- Directed by: James Crump
- Written by: James Crump
- Produced by: Ronnie Sassoon James Crump
- Starring: Jordan Wolfson Jeremy O. Harris Jeff Koons Andrianna Campbell Jeffrey Deitch Jack Bankowsky Erica Jong Stefan Kalmár
- Release date: May 1, 2020 (online);
- Running time: 55 minutes
- Country: United States
- Language: English

= Spit Earth: Who Is Jordan Wolfson? =

2007 documentary film

Spit Earth: Who Is Jordan Wolfson? is a 2020 American documentary film directed by James Crump on American contemporary artist, Jordan Wolfson. In addition to Wolfson himself, the film features an array of voices assessing Wolfson’s life and contemporary art practice, including playwright Jeremy O. Harris, artist Jeff Koons, the art world impresario and gallerist Jeffrey Deitch and curator and art historian Andrianna Campbell, among others.

==Reception==

Kenny Schachter of Artnet News declared the film a "searing psychological portrait.” Writing for ARTnews, Christian Lorentzen noted that “Wolfson comes across less as a provocateur than as a sophisticated and entertaining nostalgia act, repackaging familiar transgressions in novel trappings like animatronics and virtual-reality headsets…but his days as an enfant terrible are behind him. Spit Earth serves as a capstone to that phase.” Calling it “a spicy little film, its interviews edited into whiplash pronouncements from art critics [and] dealers,” Hettie Judah, writing for i (newspaper), however noted that “all the conflict and revelations certainly make Spit Earth entertaining viewing, but as a character study it risks reducing the work to little more than a psychological access point: shrinking the art to fit the artist.” Writing for Dazed, Ashleigh Kane observed that “while Spit Earth doesn’t arrive at any solid conclusions, the various experiences and opinions shared in the film open even more questions around Wolfson’s character, and, in turn, his work.”
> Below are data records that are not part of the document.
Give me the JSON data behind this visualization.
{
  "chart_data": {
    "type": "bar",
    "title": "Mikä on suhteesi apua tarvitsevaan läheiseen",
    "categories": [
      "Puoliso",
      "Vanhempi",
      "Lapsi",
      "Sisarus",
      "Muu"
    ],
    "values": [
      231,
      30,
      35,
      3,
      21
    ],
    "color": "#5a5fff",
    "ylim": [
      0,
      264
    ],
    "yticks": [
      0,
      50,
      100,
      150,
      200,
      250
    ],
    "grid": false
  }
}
Nate Freeman of Artnet News wrote, “sources say the subject is not pleased with the final product—nor are some of the other interviewees” in part due to interviews they believe are taken out of context. As per another news story, the documentary recounts the un-permitted usage of an image of Wolfson’s ex, Emma Fernberger, who following the release of the film, “said that it was shown with her consent.”

==Release==
The film was an official selection of the 2020 Festival International du Livres d’Art et du Film, Perpignan, France and the 2020 Lo schermo dell’arte Film Festival, Florence, Italy. Due to the Impact of the COVID-19 pandemic on cinema, the film was released worldwide May 1, 2020 on the leading streaming platforms.